Cipriano Torres La Málaga que vemos en Malaka es sólo una parte de la ciudad. Si la Málaga real fuera como la Malaka de ficción sería, como dice un personaje de la serie, el puto Bronx.

Y no es así. Hablemos por tanto de la ficción. Malaka es una ficción poderosa, atractiva, un trabajo de primera, literal, un orgullo para Málaga. Malaka, con doble entrega en su estreno el lunes, es un orgullo para la ciudad, para La 1 y para los espectadores.

No creo que, como he leído por ahí, la serie empiece lenta -ya está bien de sobrevalorar lo veloz por el mero hecho de ir rápido.

Disfruté mucho, al contrario, con esa exposición tipo puzle, de narración sincopada, con sus poliédricos personajes, con la trama intuyéndose desde el primer segundo, y sabiendo, como se fue confirmando, que esas aguas serenas no hacían más que anunciar la tormenta.

La historia no es nueva. Su atractivo, por tanto, está en otros aspectos. Va de dos polis -ella, una adictiva Maggie Civantos, y un enorme, pero enorme hasta la cúspide, Salva Reina- investigan la muerte de una chica.

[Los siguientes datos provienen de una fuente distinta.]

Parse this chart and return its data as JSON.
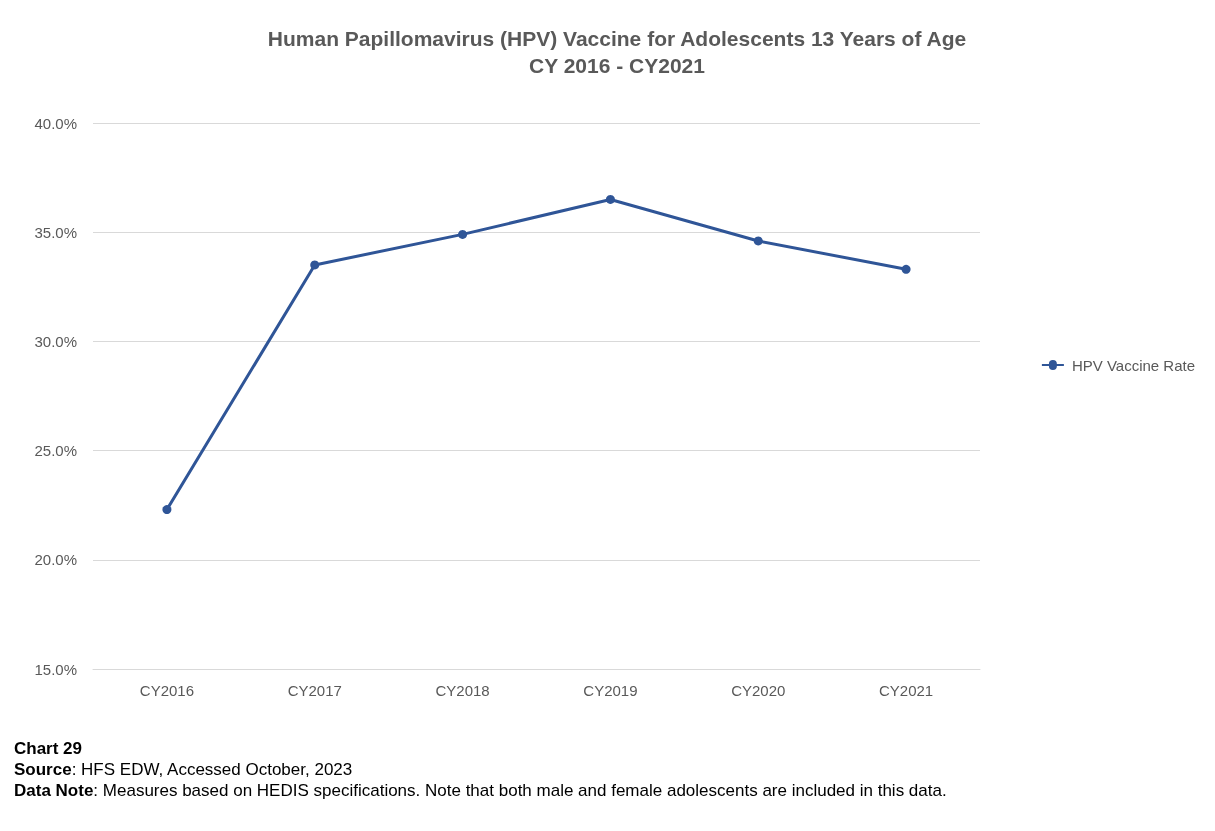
{
  "chart_data": {
    "type": "line",
    "title": "Human Papillomavirus (HPV) Vaccine for Adolescents 13 Years of Age\nCY 2016 - CY2021",
    "categories": [
      "CY2016",
      "CY2017",
      "CY2018",
      "CY2019",
      "CY2020",
      "CY2021"
    ],
    "series": [
      {
        "name": "HPV Vaccine Rate",
        "color": "#2f5597",
        "values": [
          22.3,
          33.5,
          34.9,
          36.5,
          34.6,
          33.3
        ]
      }
    ],
    "ylim": [
      15,
      40
    ],
    "yticks": [
      {
        "value": 15,
        "label": "15.0%"
      },
      {
        "value": 20,
        "label": "20.0%"
      },
      {
        "value": 25,
        "label": "25.0%"
      },
      {
        "value": 30,
        "label": "30.0%"
      },
      {
        "value": 35,
        "label": "35.0%"
      },
      {
        "value": 40,
        "label": "40.0%"
      }
    ],
    "grid": "y",
    "legend": "right",
    "marker": "circle",
    "line_style": "solid",
    "annotations": [
      "Chart 29",
      "Source: HFS EDW, Accessed October, 2023",
      "Data Note: Measures based on HEDIS specifications. Note that both male and female adolescents are included in this data."
    ]
  }
}
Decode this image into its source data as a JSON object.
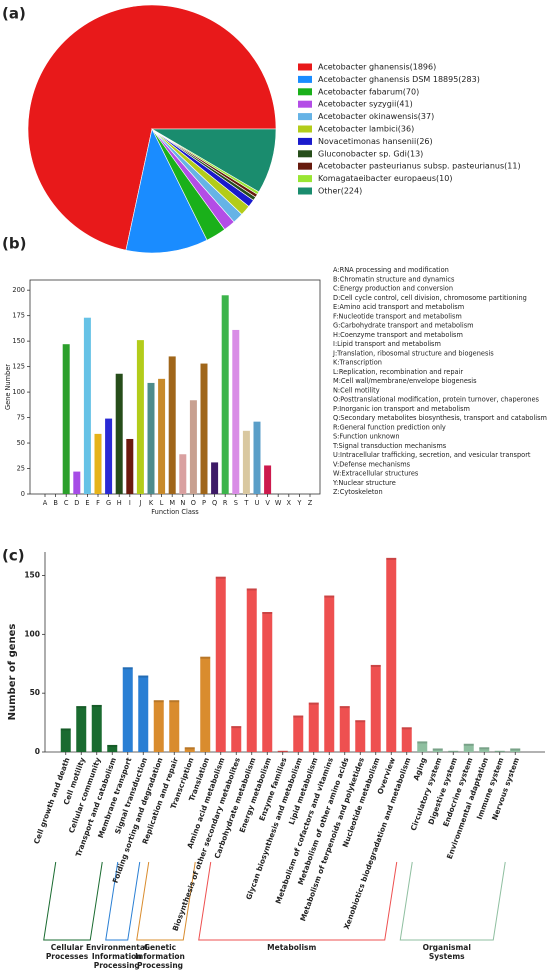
{
  "chart_data": [
    {
      "type": "pie",
      "panel": "(a)",
      "categories": [
        "Acetobacter ghanensis(1896)",
        "Acetobacter ghanensis DSM 18895(283)",
        "Acetobacter fabarum(70)",
        "Acetobacter syzygii(41)",
        "Acetobacter okinawensis(37)",
        "Acetobacter lambici(36)",
        "Novacetimonas hansenii(26)",
        "Gluconobacter sp. Gdi(13)",
        "Acetobacter pasteurianus subsp. pasteurianus(11)",
        "Komagataeibacter europaeus(10)",
        "Other(224)"
      ],
      "values": [
        1896,
        283,
        70,
        41,
        37,
        36,
        26,
        13,
        11,
        10,
        224
      ],
      "colors": [
        "#e8191a",
        "#1a8cff",
        "#1ab01a",
        "#b34de6",
        "#66b3e6",
        "#b3cc1a",
        "#1a1acc",
        "#264d1a",
        "#661a0d",
        "#99e633",
        "#1a8c6e"
      ]
    },
    {
      "type": "bar",
      "panel": "(b)",
      "x_label": "Function Class",
      "y_label": "Gene Number",
      "categories": [
        "A",
        "B",
        "C",
        "D",
        "E",
        "F",
        "G",
        "H",
        "I",
        "J",
        "K",
        "L",
        "M",
        "N",
        "O",
        "P",
        "Q",
        "R",
        "S",
        "T",
        "U",
        "V",
        "W",
        "X",
        "Y",
        "Z"
      ],
      "values": [
        0,
        0,
        147,
        22,
        173,
        59,
        74,
        118,
        54,
        151,
        109,
        113,
        135,
        39,
        92,
        128,
        31,
        195,
        161,
        62,
        71,
        28,
        0,
        0,
        0,
        0
      ],
      "colors": [
        "#888888",
        "#888888",
        "#2ca02c",
        "#a64ce6",
        "#66c2e6",
        "#e6b31a",
        "#2a2ad4",
        "#264d1a",
        "#6b1a0d",
        "#b3cc1a",
        "#4d8c8c",
        "#c88a2a",
        "#a0661a",
        "#d9a0a0",
        "#c8a090",
        "#a0661a",
        "#3d1a66",
        "#3cb44b",
        "#d98ce6",
        "#d9c8a0",
        "#5a9ec8",
        "#cc1a4d",
        "#888888",
        "#888888",
        "#888888",
        "#888888"
      ],
      "ylim": [
        0,
        210
      ],
      "yticks": [
        0,
        25,
        50,
        75,
        100,
        125,
        150,
        175,
        200
      ],
      "legend_text": [
        "A:RNA processing and modification",
        "B:Chromatin structure and dynamics",
        "C:Energy production and conversion",
        "D:Cell cycle control, cell division, chromosome partitioning",
        "E:Amino acid transport and metabolism",
        "F:Nucleotide transport and metabolism",
        "G:Carbohydrate transport and metabolism",
        "H:Coenzyme transport and metabolism",
        "I:Lipid transport and metabolism",
        "J:Translation, ribosomal structure and biogenesis",
        "K:Transcription",
        "L:Replication, recombination and repair",
        "M:Cell wall/membrane/envelope biogenesis",
        "N:Cell motility",
        "O:Posttranslational modification, protein turnover, chaperones",
        "P:Inorganic ion transport and metabolism",
        "Q:Secondary metabolites biosynthesis, transport and catabolism",
        "R:General function prediction only",
        "S:Function unknown",
        "T:Signal transduction mechanisms",
        "U:Intracellular trafficking, secretion, and vesicular transport",
        "V:Defense mechanisms",
        "W:Extracellular structures",
        "Y:Nuclear structure",
        "Z:Cytoskeleton"
      ]
    },
    {
      "type": "groupbar",
      "panel": "(c)",
      "y_label": "Number of genes",
      "ylim": [
        0,
        170
      ],
      "yticks": [
        0,
        50,
        100,
        150
      ],
      "groups": [
        {
          "name": "Cellular Processes",
          "color": "#1a6b30",
          "categories": [
            "Cell growth and death",
            "Cell motility",
            "Cellular community",
            "Transport and catabolism"
          ],
          "values": [
            20,
            39,
            40,
            6
          ]
        },
        {
          "name": "Environmental Information Processing",
          "color": "#2a7fd4",
          "categories": [
            "Membrane transport",
            "Signal transduction"
          ],
          "values": [
            72,
            65
          ]
        },
        {
          "name": "Genetic Information Processing",
          "color": "#d98c2e",
          "categories": [
            "Folding sorting and degradation",
            "Replication and repair",
            "Transcription",
            "Translation"
          ],
          "values": [
            44,
            44,
            4,
            81
          ]
        },
        {
          "name": "Metabolism",
          "color": "#ee5050",
          "categories": [
            "Amino acid metabolism",
            "Biosynthesis of other secondary metabolites",
            "Carbohydrate metabolism",
            "Energy metabolism",
            "Enzyme families",
            "Glycan biosynthesis and metabolism",
            "Lipid metabolism",
            "Metabolism of cofactors and vitamins",
            "Metabolism of other amino acids",
            "Metabolism of terpenoids and polyketides",
            "Nucleotide metabolism",
            "Overview",
            "Xenobiotics biodegradation and metabolism"
          ],
          "values": [
            149,
            22,
            139,
            119,
            1,
            31,
            42,
            133,
            39,
            27,
            74,
            165,
            21
          ]
        },
        {
          "name": "Organismal Systems",
          "color": "#8fbfa0",
          "categories": [
            "Aging",
            "Circulatory system",
            "Digestive system",
            "Endocrine system",
            "Environmental adaptation",
            "Immune system",
            "Nervous system"
          ],
          "values": [
            9,
            3,
            1,
            7,
            4,
            1,
            3
          ]
        }
      ]
    }
  ]
}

¿Nada nuevo, verdad? Pues no. Lo nuevo está en la nula concesión por hacer agradables a los personajes, por el feroz retrato de barrios dominados por bandas de traficantes de poca monta pero despiadada reacción -cada vez que aparece Laura Baena, jefa de un clan, la pantalla se ilumina, quieres más-, lo nuevo está en los diálogos, vivos, de verdad, y dichos como hay que decirlos, con su acento sin folclore, con la ironía y doble sentido de un español pasado por el tamiz andaluz, lo nuevo está en que siendo Málaga el foco, como la poesía de Lorca, Malaka va de lo local a lo universal, y el casting de Luis San Narciso tiene mucho que ver.